What’s more, Bodies Bodies Bodies is set during a hurricane precisely so that the characters wouldn’t have access to their phones as usual. Being disconnected from the digital world led each character to spiral. They blamed each other, became violent, and their friendships — flimsily held together through a group chat — were ruptured and destroyed for good because they were forced to confront things and react without whipping out their phones. In some ways, their digital connections kept their relationships going because it allowed them to avoid having deeper and more meaningful conversations about the things that truly bothered them. By the end of the slasher film, and after all the death they’d witnessed, Sophie was preoccupied by the fact that she finally had a signal, reconnecting her to the digital world.

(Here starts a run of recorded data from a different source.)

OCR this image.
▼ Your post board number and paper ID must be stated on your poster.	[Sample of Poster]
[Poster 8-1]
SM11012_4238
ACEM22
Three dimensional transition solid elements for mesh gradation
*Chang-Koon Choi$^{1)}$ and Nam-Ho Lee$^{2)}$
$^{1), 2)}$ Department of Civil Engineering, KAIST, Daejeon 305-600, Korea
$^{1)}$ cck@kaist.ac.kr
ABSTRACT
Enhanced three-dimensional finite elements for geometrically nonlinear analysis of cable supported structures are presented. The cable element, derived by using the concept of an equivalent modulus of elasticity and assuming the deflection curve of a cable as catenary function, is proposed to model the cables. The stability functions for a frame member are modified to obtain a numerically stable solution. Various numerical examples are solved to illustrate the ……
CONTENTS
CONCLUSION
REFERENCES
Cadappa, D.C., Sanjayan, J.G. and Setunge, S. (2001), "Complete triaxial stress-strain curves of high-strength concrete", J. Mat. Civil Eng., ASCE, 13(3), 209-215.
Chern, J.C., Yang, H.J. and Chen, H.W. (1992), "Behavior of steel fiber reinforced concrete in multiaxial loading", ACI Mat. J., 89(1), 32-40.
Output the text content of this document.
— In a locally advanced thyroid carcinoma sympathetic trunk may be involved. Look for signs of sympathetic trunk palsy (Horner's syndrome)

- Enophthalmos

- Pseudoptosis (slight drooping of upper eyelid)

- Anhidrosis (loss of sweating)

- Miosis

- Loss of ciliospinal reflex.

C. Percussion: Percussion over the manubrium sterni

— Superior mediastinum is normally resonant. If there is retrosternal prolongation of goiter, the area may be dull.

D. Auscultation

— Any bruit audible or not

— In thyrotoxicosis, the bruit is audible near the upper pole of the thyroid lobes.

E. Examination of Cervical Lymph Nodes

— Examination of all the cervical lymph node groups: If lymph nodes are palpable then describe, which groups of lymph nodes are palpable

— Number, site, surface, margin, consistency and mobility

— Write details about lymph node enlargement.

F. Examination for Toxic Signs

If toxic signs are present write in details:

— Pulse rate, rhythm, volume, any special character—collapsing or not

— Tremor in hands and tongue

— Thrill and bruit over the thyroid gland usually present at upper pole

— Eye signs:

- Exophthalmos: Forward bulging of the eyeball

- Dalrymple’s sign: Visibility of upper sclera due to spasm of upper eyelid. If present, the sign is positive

It’s also worth noting that Sophie was desperate for Bee to believe her about not cheating with Jordan despite Bee asking to see her messages. How could Bee believe Sophie after everything that happened? The only way for Sophie to preserve her carefully curated persona was to keep her phone away from her girlfriend, separating her digital identity from who she wanted Bee to think she was in reality. Bee does something similar by keeping the truth of her circumstances — the loss of her job and dropping out of university to care for her mother — from Sophie. However, Bee couldn’t hide her true identity online, with Jordan discovering her secrets through a quick search of her name. Ultimately, people have different sides to them and the separation between their real lives and their digital footprint might be completely inconsistent with the identity they present to their closest friends and loved ones in the real world.

Bodies Bodies Bodies Explores Issues Of Toxic Masculinity

bodies bodies bodies pete davidson

In addition to the film’s revelations about social media culture and the addiction to being online, Bodies Bodies Bodies also explores toxic masculinity, and, in particular, its effects on the women in the film. From the start, it’s clear David harbors bitterness and jealousy towards Greg, all of which ultimately stem from his own insecurities. David lashes out and begins accusing Emma of liking their friend Max more than she does him. Their fight leads him outside, where he tries to prove his masculinity and gain validation from TikTok followers, all because he feels less than and takes it out on the wrong people.

He also sees Greg as a threat to his own masculinity, which is why he tries to regain some of that lost confidence online. David’s death was the result of his toxic masculinity gone too far and that, in turn, affects the rest of his friends. The trauma of seeing him die carries over into everything, coloring the young women’s interactions with each other, how they perceive one another and David, as well as the paranoia and suspense that courses throughout Bodies Bodies Bodies. David’s actions essentially set off a chain reaction that leaves his female friends in a state of constant fear and anxiousness.

Is Bodies Bodies Bodies’ Ending Nihilistic?

The characters looking scared in Bodies Bodies Bodies

The central premise of Bodies Bodies Bodies may not be, but the ending of the film and the discovery that no one actually killed David certainly leans towards nihilism. What the slasher movie is trying to say is that none of the events, including the accusations and experiences of the characters, were unnecessary. Crucially, airing out their drama was all for nothing. And, despite the characters learning a lot about each other, their issues were so deep-rooted that it didn’t matter if they came to the surface. Instead of working to fix their problems, repair the damage after what was said and done, all their confrontations did was make them turn on each other more quickly. The film’s big twist proved that the characters were more than willing to destroy each other and their relationships; they had zero loyalty to one another, their actions pointless in the end.